Part of the issue, said Dorian Seamster, chief of health information services for the California Health Information Partnership and Services Organizations, or CalHIPSO, stems from EHR systems that make it hard for end users to see that they are entering useful data incorrectly -- a blood pressure of 300/60, say -- or, in the case of hard-to-find problem lists, not at all.
Fixing such issues could be done with a "dumb cleanup" at the spreadsheet level, but that takes time. Better to set parameters within the EHR system, Seamster said; better yet to make sure physicians and nurses know how unstructured, non-standardized data negatively impacts data analytics.

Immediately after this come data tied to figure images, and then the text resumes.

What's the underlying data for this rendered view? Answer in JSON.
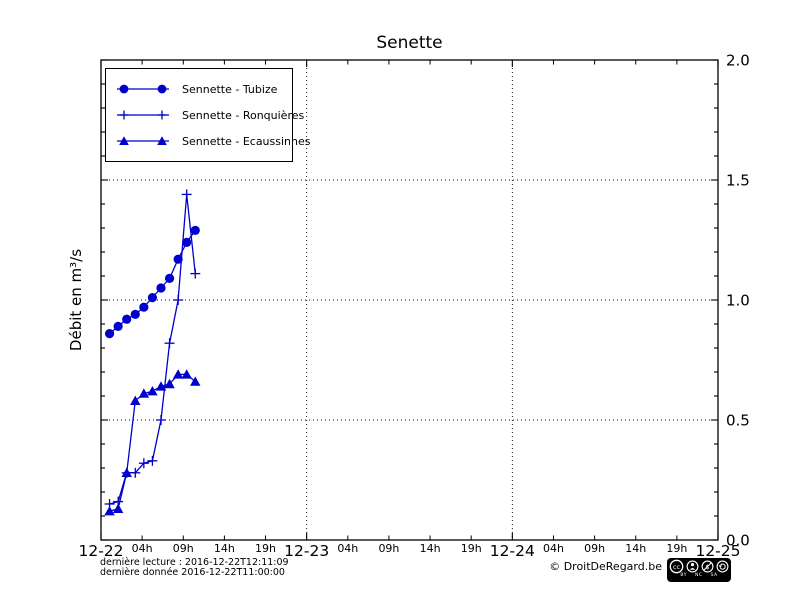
{
  "title": "Senette",
  "ylabel": "Débit en m³/s",
  "colors": {
    "series": "#0000cc",
    "axis": "#000000",
    "grid": "#000000",
    "background": "#ffffff"
  },
  "legend": {
    "items": [
      {
        "label": "Sennette - Tubize",
        "marker": "circle"
      },
      {
        "label": "Sennette - Ronquières",
        "marker": "plus"
      },
      {
        "label": "Sennette - Ecaussinnes",
        "marker": "triangle"
      }
    ]
  },
  "footer": {
    "line1": "dernière lecture : 2016-12-22T12:11:09",
    "line2": "dernière donnée  2016-12-22T11:00:00",
    "copyright": "© DroitDeRegard.be",
    "license": {
      "cc_text": "cc",
      "nc_text": "$",
      "labels": [
        "BY",
        "NC",
        "SA"
      ]
    }
  },
  "chart_data": {
    "type": "line",
    "title": "Senette",
    "xlabel": "",
    "ylabel": "Débit en m³/s",
    "ylim": [
      0.0,
      2.0
    ],
    "y_major_ticks": [
      0.0,
      0.5,
      1.0,
      1.5,
      2.0
    ],
    "y_tick_labels": [
      "0.0",
      "0.5",
      "1.0",
      "1.5",
      "2.0"
    ],
    "y_minor_step": 0.1,
    "y_label_side": "right",
    "grid": "dotted",
    "grid_y_values": [
      0.5,
      1.0,
      1.5
    ],
    "grid_x_hours": [
      24,
      48
    ],
    "x_range_hours": [
      0,
      72
    ],
    "x_day_labels": [
      "12-22",
      "12-23",
      "12-24",
      "12-25"
    ],
    "x_hour_labels": [
      "04h",
      "09h",
      "14h",
      "19h"
    ],
    "legend_position": "upper left",
    "x_hours": [
      1,
      2,
      3,
      4,
      5,
      6,
      7,
      8,
      9,
      10,
      11
    ],
    "x_times": [
      "01:00",
      "02:00",
      "03:00",
      "04:00",
      "05:00",
      "06:00",
      "07:00",
      "08:00",
      "09:00",
      "10:00",
      "11:00"
    ],
    "series": [
      {
        "name": "Sennette - Tubize",
        "marker": "circle",
        "values": [
          0.86,
          0.89,
          0.92,
          0.94,
          0.97,
          1.01,
          1.05,
          1.09,
          1.17,
          1.24,
          1.29
        ]
      },
      {
        "name": "Sennette - Ronquières",
        "marker": "plus",
        "values": [
          0.15,
          0.16,
          0.28,
          0.28,
          0.32,
          0.33,
          0.5,
          0.82,
          1.0,
          1.44,
          1.11
        ]
      },
      {
        "name": "Sennette - Ecaussinnes",
        "marker": "triangle",
        "values": [
          0.12,
          0.13,
          0.28,
          0.58,
          0.61,
          0.62,
          0.64,
          0.65,
          0.69,
          0.69,
          0.66
        ]
      }
    ]
  }
}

Doing so will also help physicians realize that they cannot treat patients in the context of individual visits but, rather, as part of a continuum of care.
The effort that goes into each of those processes, not to mention the difficulty in measuring their outcomes, suggests that the ROI for meaningful use stage 2, as well as the as-yet-unannounced stage 3, will be difficult to determine, Nath said.
Just as CAD was not the ceiling of manufacturing innovation, meaningful use will not be the ceiling for health care.
Farid Agahi, senior business strategist with VMware Inc., compared health care's transition to EHR systems to the manufacturing's transition to computer-aided design, which grew from an evolution away from paper to a revolution that allows tolerances of thousandths of an inch.
Just as CAD was not the "ceiling" of manufacturing innovation, meaningful use will not be the ceiling for health care, Agahi said. "In 20 to 30 years, we will have perspective to see how transformative this vision was."
Vendors must prepare for meaningful use stage 2, too
Vendors, too, should view meaningful use requirements as a floor and not a ceiling, noted Mark Phillips, president and CEO of SLI Global Solutions Inc., one of six authorized testing and certification bodies (ATCBs) for the EHR certification program.
Put another way, there is a wide gap between simply addressing meaningful use and actually getting to the heart of what meaningful use aims to accomplish. For vendors, this means making sure that their EHR systems integrate with clinical workflows.
"If you do that right, you have a fighting chance" of reducing costs, Phillips said. Fail to do that -- or opt instead to integrate with a complex enterprise resource planning (ERP) system -- and you risk adding yourself to the growing list of failed EHR implementations, Phillips added.